Elektrotherapie

Ausgehend von dem Problem des Patienten behandelt der Physiotherapeut in der Elektrotherapie einzelne oder mehrere Körperteile mit unterschiedlichen Stromformen (galvanische, nieder- und mittelfrequente Ströme). Die Stromstärken und Frequenzen werden individuell und je nach Zeitpunkt der Behandlung innerhalb des Heilungsprozesses angepasst.

Der Anwendungsbereich ist aufgrund der vielfältigen Wirkungen groß. Nutzen entfaltet die Elektrotherapie vor allem durch die Anwendung bei Muskelschwächen (Athrophie) nach operativen Eingriffen (z. B. Kniegelenkspiegelung) oder Muskelschwächen und –lähmungen im Bereich der Beckenbodenmuskulatur (z.B. Inkontinenz bei Lähmung der Blasenmuskulatur).

Der Nutzen beim Abbau von Schwellungen (Ödemen) durch bestimmte Stromformen wird vor allem durch die Kombination der Elektrotherapie mit weiteren Verfahren innerhalb der Physiotherapie (z.B. Lymphdrainage oder einer aktiven Bewegungstherapie) hervorgerufen.

Elektrotherapie kann auch schaden und darf deshalb bei folgenden Erkrankungen nicht angewendet werden:
  • Herzrhythmusstörungen oder die Benutzung eines Herzschrittmachers
  • bösartige (maligne) Tumore
  • fieberhafte Krankheitsprozesse
  • erhöhter Blutungsneigung (Hämophilie)

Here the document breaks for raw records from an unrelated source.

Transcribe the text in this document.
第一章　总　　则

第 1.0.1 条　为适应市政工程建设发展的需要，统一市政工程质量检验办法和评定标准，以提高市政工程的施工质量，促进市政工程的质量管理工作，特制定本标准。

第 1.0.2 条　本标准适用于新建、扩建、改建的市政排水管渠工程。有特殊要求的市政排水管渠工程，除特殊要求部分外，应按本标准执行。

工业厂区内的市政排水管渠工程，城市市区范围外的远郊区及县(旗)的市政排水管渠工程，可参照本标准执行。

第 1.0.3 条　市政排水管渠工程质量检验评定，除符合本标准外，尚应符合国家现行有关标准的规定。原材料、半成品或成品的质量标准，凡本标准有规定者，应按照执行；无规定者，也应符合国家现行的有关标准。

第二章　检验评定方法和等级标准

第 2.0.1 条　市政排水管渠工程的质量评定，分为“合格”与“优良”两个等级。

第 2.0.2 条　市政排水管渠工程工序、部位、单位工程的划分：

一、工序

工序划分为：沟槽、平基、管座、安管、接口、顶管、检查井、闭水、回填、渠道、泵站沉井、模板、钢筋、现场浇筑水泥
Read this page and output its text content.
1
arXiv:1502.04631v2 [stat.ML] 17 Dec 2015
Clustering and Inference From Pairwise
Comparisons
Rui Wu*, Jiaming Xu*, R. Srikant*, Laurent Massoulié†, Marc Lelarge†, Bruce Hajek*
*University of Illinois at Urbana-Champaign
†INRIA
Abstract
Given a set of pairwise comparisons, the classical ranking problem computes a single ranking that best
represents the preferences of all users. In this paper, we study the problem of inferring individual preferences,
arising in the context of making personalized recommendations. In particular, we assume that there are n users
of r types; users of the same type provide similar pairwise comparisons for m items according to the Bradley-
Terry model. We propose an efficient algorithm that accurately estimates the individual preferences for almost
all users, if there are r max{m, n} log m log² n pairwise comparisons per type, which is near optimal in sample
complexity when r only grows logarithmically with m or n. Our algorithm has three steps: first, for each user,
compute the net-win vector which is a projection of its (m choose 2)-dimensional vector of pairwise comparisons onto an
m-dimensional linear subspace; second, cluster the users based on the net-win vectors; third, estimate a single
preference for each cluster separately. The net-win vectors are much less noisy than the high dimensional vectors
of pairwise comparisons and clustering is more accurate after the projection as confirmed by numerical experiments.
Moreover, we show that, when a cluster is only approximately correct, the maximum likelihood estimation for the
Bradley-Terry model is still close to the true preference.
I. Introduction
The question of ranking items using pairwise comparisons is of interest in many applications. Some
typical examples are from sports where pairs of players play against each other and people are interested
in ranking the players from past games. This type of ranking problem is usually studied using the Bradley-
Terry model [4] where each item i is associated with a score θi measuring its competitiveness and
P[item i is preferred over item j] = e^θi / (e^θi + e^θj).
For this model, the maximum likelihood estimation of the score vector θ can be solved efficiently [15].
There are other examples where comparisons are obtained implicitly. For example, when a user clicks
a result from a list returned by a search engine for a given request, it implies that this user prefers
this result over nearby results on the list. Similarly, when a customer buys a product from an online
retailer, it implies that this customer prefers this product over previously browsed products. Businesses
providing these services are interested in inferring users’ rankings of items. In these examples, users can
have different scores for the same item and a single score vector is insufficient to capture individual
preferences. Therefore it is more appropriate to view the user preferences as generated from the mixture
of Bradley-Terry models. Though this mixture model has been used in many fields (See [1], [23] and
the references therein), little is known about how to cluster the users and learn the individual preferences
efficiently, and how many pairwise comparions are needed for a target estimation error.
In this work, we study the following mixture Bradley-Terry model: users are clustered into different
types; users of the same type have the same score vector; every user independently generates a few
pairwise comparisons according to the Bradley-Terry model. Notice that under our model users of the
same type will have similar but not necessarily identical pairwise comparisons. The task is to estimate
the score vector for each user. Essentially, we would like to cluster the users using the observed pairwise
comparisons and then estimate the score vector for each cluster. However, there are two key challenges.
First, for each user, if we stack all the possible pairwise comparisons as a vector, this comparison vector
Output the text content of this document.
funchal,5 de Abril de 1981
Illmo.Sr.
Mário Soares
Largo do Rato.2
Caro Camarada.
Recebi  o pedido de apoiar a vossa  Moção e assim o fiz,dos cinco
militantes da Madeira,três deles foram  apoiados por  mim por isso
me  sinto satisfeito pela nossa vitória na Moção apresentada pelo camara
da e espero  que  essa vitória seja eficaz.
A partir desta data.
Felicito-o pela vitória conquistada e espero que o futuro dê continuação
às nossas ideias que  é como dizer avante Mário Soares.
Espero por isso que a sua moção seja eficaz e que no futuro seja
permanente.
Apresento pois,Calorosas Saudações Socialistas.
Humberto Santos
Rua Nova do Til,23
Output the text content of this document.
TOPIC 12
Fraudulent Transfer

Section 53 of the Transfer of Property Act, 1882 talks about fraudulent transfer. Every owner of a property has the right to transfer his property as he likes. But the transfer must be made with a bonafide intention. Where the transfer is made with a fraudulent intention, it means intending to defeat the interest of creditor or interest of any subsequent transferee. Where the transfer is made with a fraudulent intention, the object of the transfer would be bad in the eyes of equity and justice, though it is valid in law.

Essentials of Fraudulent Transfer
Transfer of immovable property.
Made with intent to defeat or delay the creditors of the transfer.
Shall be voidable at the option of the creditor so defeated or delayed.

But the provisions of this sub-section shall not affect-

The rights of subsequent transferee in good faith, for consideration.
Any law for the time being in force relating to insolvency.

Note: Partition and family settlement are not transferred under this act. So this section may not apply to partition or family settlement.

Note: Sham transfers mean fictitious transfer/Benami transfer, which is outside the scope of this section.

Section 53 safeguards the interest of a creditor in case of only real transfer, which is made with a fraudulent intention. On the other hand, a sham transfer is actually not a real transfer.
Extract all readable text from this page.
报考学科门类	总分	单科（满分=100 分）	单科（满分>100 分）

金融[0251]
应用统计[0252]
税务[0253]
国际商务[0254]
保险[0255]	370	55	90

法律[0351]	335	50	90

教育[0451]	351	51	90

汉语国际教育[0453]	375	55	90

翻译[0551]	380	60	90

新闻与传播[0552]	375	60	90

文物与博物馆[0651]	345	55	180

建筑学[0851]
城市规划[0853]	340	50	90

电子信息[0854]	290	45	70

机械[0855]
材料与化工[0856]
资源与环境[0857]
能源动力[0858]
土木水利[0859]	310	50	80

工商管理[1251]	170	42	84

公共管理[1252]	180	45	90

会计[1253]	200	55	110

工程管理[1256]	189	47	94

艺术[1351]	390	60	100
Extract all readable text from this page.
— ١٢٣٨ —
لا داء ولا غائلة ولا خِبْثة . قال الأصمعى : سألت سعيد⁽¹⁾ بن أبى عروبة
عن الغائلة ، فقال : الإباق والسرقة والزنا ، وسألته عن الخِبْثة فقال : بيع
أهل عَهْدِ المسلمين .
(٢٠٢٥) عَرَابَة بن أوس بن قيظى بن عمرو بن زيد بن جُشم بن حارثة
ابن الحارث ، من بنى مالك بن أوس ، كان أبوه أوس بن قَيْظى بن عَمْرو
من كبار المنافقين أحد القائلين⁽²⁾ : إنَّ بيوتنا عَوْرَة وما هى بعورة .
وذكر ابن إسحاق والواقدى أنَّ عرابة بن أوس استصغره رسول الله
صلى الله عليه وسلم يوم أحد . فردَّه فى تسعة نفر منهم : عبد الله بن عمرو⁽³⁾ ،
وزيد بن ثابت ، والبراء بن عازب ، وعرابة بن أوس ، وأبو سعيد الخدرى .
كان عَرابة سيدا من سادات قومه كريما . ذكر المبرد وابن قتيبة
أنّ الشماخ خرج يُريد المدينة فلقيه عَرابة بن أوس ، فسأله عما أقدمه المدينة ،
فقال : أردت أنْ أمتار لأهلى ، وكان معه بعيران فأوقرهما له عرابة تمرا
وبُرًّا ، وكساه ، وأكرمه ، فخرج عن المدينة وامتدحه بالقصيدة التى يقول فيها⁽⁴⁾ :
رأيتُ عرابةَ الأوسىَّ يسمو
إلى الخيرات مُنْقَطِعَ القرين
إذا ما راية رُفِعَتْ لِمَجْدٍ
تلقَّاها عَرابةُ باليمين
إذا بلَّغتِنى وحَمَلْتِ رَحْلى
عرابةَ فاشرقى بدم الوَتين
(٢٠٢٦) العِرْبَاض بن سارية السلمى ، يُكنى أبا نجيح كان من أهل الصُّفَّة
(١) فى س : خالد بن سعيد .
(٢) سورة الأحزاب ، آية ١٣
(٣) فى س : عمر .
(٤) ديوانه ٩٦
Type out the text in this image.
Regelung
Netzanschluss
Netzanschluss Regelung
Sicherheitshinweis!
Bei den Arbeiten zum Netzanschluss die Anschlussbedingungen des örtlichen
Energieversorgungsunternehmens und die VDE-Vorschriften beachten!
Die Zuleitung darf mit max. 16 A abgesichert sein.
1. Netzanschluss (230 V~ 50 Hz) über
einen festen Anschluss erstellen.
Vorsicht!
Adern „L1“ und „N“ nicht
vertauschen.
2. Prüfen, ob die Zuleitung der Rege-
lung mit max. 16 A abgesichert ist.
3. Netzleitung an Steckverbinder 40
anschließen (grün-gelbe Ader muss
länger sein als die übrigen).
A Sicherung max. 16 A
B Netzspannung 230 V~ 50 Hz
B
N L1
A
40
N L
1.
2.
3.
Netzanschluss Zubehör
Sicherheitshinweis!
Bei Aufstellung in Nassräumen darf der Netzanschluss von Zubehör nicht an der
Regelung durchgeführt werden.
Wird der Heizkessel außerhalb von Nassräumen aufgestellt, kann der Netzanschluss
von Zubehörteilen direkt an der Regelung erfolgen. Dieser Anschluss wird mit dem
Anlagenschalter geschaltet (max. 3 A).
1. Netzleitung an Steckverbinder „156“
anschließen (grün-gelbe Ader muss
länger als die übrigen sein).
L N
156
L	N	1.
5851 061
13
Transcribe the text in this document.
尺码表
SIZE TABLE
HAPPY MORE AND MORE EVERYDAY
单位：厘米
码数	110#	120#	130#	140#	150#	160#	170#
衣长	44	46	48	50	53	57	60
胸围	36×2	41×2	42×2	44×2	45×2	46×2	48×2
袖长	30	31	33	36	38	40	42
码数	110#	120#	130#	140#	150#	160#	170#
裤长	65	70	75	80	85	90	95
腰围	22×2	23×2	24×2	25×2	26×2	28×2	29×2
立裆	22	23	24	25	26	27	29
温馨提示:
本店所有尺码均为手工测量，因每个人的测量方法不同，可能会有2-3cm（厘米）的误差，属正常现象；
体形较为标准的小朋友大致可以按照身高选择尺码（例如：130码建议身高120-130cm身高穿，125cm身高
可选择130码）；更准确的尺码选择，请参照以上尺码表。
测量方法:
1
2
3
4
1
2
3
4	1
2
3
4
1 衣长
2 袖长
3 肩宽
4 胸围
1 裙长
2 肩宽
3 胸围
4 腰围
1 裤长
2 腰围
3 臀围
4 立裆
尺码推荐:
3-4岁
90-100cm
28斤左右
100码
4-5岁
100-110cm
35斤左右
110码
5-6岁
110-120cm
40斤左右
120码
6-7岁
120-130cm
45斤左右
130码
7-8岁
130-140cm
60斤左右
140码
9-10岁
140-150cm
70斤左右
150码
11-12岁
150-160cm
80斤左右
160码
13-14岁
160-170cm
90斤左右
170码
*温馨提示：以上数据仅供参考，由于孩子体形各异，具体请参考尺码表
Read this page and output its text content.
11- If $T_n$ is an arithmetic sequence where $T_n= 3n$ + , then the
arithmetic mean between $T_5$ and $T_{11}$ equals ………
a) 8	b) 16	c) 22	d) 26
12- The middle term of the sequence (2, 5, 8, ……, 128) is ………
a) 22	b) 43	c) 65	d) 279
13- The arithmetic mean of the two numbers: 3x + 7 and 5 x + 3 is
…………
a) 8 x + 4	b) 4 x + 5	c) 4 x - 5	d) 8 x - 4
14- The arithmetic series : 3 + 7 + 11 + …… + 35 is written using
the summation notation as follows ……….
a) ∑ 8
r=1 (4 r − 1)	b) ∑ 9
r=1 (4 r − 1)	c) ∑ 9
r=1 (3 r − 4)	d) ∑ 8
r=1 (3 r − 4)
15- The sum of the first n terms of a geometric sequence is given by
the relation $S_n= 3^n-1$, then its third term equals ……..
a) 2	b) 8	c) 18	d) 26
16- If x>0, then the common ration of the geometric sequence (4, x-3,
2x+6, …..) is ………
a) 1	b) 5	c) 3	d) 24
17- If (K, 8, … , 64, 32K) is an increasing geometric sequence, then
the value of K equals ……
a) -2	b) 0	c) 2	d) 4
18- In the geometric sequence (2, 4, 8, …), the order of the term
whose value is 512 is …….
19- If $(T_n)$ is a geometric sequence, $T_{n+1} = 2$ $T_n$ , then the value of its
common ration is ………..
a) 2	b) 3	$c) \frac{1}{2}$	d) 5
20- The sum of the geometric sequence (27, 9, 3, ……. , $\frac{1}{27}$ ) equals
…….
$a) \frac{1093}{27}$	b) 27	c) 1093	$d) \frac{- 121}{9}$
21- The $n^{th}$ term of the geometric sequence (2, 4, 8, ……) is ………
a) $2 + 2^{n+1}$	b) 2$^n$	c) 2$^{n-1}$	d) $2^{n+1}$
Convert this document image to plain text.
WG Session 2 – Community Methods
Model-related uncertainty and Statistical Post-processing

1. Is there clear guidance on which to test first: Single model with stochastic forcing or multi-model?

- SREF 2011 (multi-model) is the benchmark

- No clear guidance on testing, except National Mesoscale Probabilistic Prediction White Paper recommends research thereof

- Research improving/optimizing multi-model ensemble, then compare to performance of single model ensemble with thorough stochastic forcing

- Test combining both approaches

Elektrotherapie sollte nicht angewendet werden, wenn
  • Metalle im Körper des Patienten (z.B. Gelenkprothesen)
  • akute Entzündungen und Thrombosen
  • offene Hautstellen
  • oder schwere arterielle Durchblutungsstörungen (Arteriosklerose)
im Behandlungsgebiet vorliegen.

Abrechnungshinweis:
Elektrotherapie ist als ergänzendes Heilmittel zur Krankengymnastik verordnungsfähig.